# some fun stuff

I often find that these academic webpages serve as cookie-cutter enterprises devoted to being easy paper-finding resources. Which isn’t really a bad thing, per se, but they do come off as devoid of personality; the subject usually ends up seeming stoic or unapproachable. It’s why I usually like adding a some irrelevant information about myself. It’s quite fun.

## about me

I like travelling quite a bit and I’ve lived in a bunch of different places in my life. My favorite among these places is probably Bangalore, which happens to be my hometown, followed shortly by Paris. I also spent a fantastic year and a half in Chennai. Sometimes I write about these things. I also write short stories, satirical articles, and ocassionally poetry, although I’ve only recently started uploading some of my work. You can find it here. It’s not a very good website, but I guess it suffices. Eventually I’d like to make something out of writing.

I watch a lot of sports, though the only sport I regularly practice is running (and hiking? if you can call it one). I support Manchester United for no good reason, and I also have a soft spot for Borussia Dortmund. I also watch Formula 1, where I support McLaren. I enjoy arguing about football and F1. If you ever want to pick a fight, let me know. I’d be happy to oblige.

This is the lost media wiki, one of my favorite websites. It’s devoted to finding and archiving ‘lost’ media – ie, media that was once available for public viewing but can no longer be found.

At some point I gave the mathematical olympiad.

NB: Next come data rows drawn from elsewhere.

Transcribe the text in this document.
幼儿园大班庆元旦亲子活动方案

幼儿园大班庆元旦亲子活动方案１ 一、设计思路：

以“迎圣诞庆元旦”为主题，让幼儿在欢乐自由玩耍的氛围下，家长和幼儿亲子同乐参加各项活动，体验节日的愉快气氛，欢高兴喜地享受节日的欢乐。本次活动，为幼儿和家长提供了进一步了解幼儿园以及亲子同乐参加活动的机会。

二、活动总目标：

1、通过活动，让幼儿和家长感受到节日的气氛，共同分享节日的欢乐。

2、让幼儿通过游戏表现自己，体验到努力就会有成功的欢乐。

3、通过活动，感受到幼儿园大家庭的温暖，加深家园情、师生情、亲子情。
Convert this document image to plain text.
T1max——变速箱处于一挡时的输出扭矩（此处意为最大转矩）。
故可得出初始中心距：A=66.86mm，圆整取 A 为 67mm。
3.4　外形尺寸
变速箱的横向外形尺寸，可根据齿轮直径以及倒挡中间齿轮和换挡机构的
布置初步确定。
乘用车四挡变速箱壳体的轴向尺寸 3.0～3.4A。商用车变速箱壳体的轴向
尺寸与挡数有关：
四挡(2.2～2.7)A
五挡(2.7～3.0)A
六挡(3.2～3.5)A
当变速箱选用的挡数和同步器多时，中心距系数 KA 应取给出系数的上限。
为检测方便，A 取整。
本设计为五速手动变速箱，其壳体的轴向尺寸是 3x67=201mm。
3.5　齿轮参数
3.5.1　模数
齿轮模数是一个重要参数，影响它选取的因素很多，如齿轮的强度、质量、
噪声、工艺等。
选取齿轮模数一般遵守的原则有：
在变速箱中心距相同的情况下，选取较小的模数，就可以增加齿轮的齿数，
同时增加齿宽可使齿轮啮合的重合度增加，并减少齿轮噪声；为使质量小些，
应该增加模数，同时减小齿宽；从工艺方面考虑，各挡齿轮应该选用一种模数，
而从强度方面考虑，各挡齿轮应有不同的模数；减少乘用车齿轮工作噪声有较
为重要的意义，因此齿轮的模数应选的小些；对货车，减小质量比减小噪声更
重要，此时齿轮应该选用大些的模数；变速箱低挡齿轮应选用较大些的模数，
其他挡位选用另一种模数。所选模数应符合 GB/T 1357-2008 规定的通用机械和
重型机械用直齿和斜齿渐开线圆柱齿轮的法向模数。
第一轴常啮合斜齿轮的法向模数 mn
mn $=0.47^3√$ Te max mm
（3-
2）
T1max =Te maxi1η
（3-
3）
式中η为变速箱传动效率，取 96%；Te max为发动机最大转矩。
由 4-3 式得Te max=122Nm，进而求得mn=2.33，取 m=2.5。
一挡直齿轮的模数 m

I did pretty okay.

## eight predictions for cryptography

- There is a polynomial-time classical algorithm for factoring.
- There is a polynomial-time quantum algorithm for LWE.
- There is a non-black-box construction of key exchange from OWFs.
- There will never be a quantum computer that will be able to factor a 2048-bit RSA modulus.
- There is a (useful) construction of FHE from non-lattice-based assumptions.
- There will never be a structural practical attack on SHA that uses the fact that it is not a random oracle.
- iO will never be practical.
- \(\mathsf{P}\neq\mathsf{NP}\), but SETH is false.

I believe human beings are very bad at constructing algorithms; we have only ever found the easy ones.

## some papers

My area of interest is cryptography and theoretical computer science. Here’s a list of some of my favorite papers.

**The Random Oracle Methodology, Revisited**. Article.**A Proof of Security of Yao’s Protocol for Two-Party Computation**. Article.**The Rise of Paillier: Homomorphic Secret Sharing and Public-Key Silent OT**. Article.**Extending Oblivious Transfers Efficiently**. Article.

## some open problems

**Zarankiewicz’s Problem**. Article. What is the maximum number of edges of a bipartite graph that does not contain \(K_{t,t}\)?**Union-Closed Sets Conjecture**. Article. Consider a family \(\mathcal{F}\) of subsets of a set \(X\) such that \(A,B\in\mathcal{F}\) implies \(A\cup B\in\mathcal{F}\). Then is there an element \(x\in X\) such that \(d(x)\geq \|\mathcal{F}\|/2\)?**Frankl’s Antichain Conjecture**. Consider a convex family of subsets of \([n]\), where a family \(\mathcal{F}\) is convex if \(A\subset B\subset C\) and \(A\) and \(C\) in \(\mathcal{F}\) implies that \(B\in\mathcal{F}\). Then prove that there is an antichain \(\mathcal{G}\) such that \(\|\mathcal{G}\|/\|\mathcal{F}\|\geq \binom{n}{\lfloor n/2\rfloor}/2^n\).